Try it and see how it turn out and let us know


----------



## smokinhusker (Aug 17, 2012)

S2K9K said:


> I used to use olive oil but now I just rinse it and pat it dry with a paper towel then apply rub. It sticks just fine and I think it gets a better bark and skins over faster.


Exactly what I do with all my butts and briskets, most times for ribs but sometimes I oil them just a bit. The apple butter sounds interesting for sure.


----------



## sqwib (Aug 17, 2012)

As per Frosty's advice.

_If you have time, place the rub on the meat and then wrap in plastic and place it in the refrigerator overnight, or even just a couple of hours._

_The moisture in the meat combines with the rub to form a sort of paste that will adhere to the meat better than the rub alone._

That is what I do for my traditional rub, the rub pulls the moisture from the meat, just beware...rubbing the fat with a dry rub will not have the same results.
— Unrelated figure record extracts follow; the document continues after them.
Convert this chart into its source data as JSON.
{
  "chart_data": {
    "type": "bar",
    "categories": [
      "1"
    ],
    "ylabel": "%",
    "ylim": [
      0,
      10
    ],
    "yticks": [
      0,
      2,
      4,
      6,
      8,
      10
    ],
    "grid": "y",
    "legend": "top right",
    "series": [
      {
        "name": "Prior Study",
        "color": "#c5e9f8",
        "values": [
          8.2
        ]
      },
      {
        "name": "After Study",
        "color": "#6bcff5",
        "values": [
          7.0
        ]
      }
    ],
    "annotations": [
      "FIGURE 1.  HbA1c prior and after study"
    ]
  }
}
Here's one I use for my Porchetta Market Place pulled pork.

¼ cup olive oil 
2 large Red onions, peeled and finely diced 
12 garlic cloves, peeled and finely mince or (1/4 cup fresh minced) 
1/4 cup fennel seeds 
1/3 cup fresh rosemary leaves, finely chopped or (Dry - 2 Tablespoons)
8 fresh bay leaves chopped (Dry - 2 teaspoons)
2 teaspoon ground cloves 
2.5 teaspoon Sea salt 
4 teaspoon fresh ground black pepper


----------



## chilipepper (Aug 17, 2012)

I slathered it with apple butter and applied my rub. I injected it with Chris Lily's recipe but added a few splashes of smoked apple ice wine. Hope it turns out ok! :drool



I'll try to post some pics of it finished and pulled but I might not be able to since I'm taking to a party tomorrow.
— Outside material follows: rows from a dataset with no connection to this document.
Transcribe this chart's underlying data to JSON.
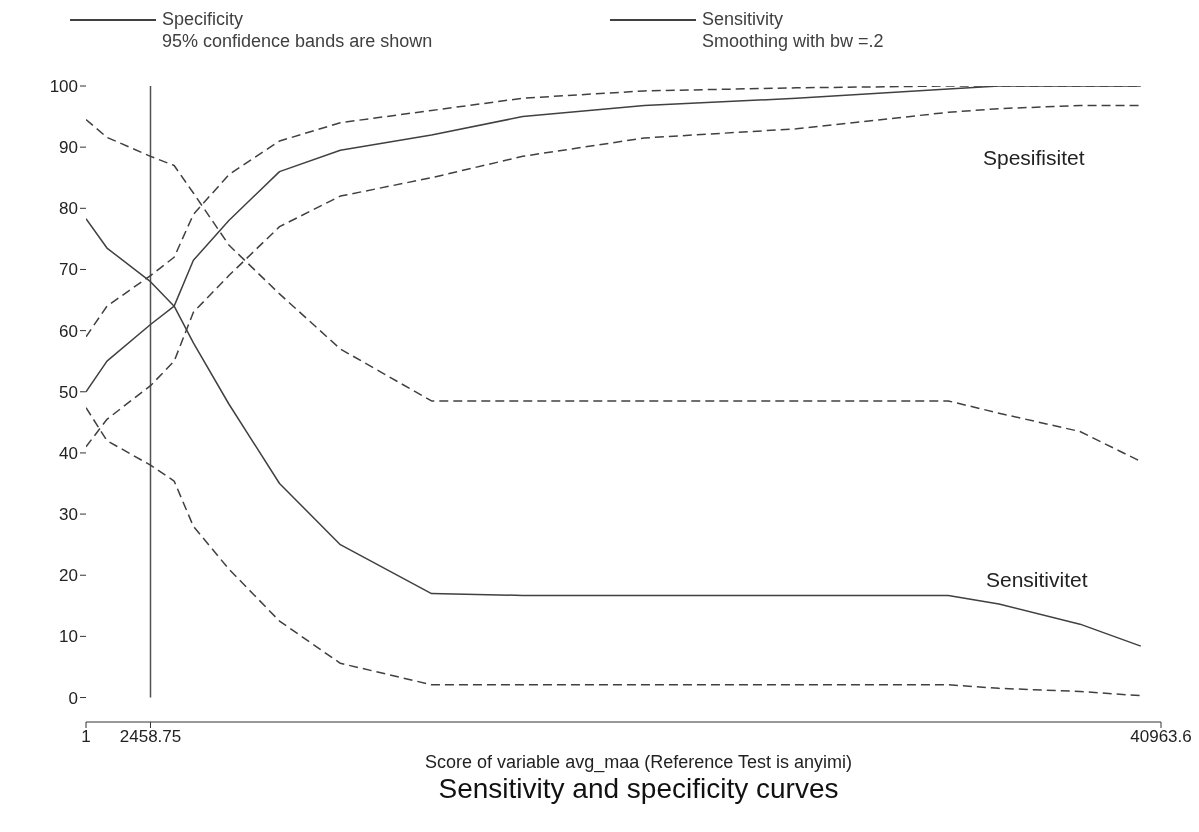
{
  "chart_data": {
    "type": "line",
    "title": "Sensitivity and specificity curves",
    "xlabel": "Score of variable avg_maa (Reference Test is anyimi)",
    "x": [
      1,
      800,
      2459,
      3360,
      4093,
      5445,
      7375,
      9692,
      13167,
      16642,
      21275,
      27066,
      32858,
      34788,
      37877,
      40194
    ],
    "series": [
      {
        "name": "Specificity",
        "color": "#404040",
        "line_style": "solid",
        "values": [
          50,
          55,
          61,
          64,
          71.5,
          78,
          86,
          89.5,
          92,
          95,
          96.8,
          98,
          99.5,
          100,
          100,
          100
        ]
      },
      {
        "name": "Sensitivity",
        "color": "#404040",
        "line_style": "solid",
        "values": [
          78.3,
          73.5,
          68,
          64,
          58,
          48,
          35,
          25,
          17,
          16.7,
          16.7,
          16.7,
          16.7,
          15.3,
          12,
          8.4
        ]
      },
      {
        "color": "#404040",
        "line_style": "dashed",
        "values": [
          41,
          45.5,
          51,
          55,
          63,
          69,
          77,
          82,
          85,
          88.5,
          91.5,
          93,
          95.7,
          96.3,
          96.8,
          96.8
        ]
      },
      {
        "color": "#404040",
        "line_style": "dashed",
        "values": [
          59,
          64,
          69,
          72,
          79,
          85.5,
          91,
          94,
          96,
          98,
          99.2,
          99.7,
          100,
          100,
          100,
          100
        ]
      },
      {
        "color": "#404040",
        "line_style": "dashed",
        "values": [
          47.4,
          42,
          38,
          35.4,
          28,
          21,
          12.5,
          5.6,
          2.1,
          2.1,
          2.1,
          2.1,
          2.1,
          1.5,
          1,
          0.3
        ]
      },
      {
        "color": "#404040",
        "line_style": "dashed",
        "values": [
          94.5,
          91.6,
          88.5,
          87,
          82.5,
          74,
          66,
          57,
          48.5,
          48.5,
          48.5,
          48.5,
          48.5,
          46.5,
          43.5,
          38.6
        ]
      }
    ],
    "annotations": [
      "95% confidence bands are shown",
      "Smoothing with bw =.2",
      "Spesifisitet",
      "Sensitivitet"
    ],
    "ref_lines": [
      {
        "axis": "x",
        "value": 2458.75,
        "color": "#505050"
      }
    ],
    "xlim": [
      1,
      40963.6
    ],
    "xticks": [
      1,
      2458.75,
      40963.6
    ],
    "ylim": [
      -4,
      100
    ],
    "yticks": [
      0,
      10,
      20,
      30,
      40,
      50,
      60,
      70,
      80,
      90,
      100
    ],
    "grid": false,
    "legend": "top"
  }
}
I got all the apple stuff from a local apple farm.


----------



## thsmormonsmokes (Aug 17, 2012)

Well that sure doesn't look gross to me.  I'm not sure how you figured out how to make me be able to smell it from looking at a picture, but well played, sir.  Well played.  That looks amazing.

Olive oil works just fine.  I did that on my last butt and I got a great bark on it.

I think if you put a light coat of salt on it, osmosis should pull some moisture out to help your rub stick to it.  This might be an attractive option if you're feeling minimalist.


----------



## stratuslowrider (Aug 17, 2012)

Looks great to me. I coat pork chops in an equal parts mayo and dijon mustard before applying my rub and it gives a nice bark to the chops, dont see why it wouldnt work on a butt.


----------



## chilipepper (Aug 19, 2012)

Update. Sorry no pics but it turned out great. It was the only meat at the party that was almost completely eaten! The bark was slightly sweet and rest tasted like regular pulled pork. It was good, I'd do it again.


----------



## sqwib (Aug 20, 2012)

Wow that looks great


----------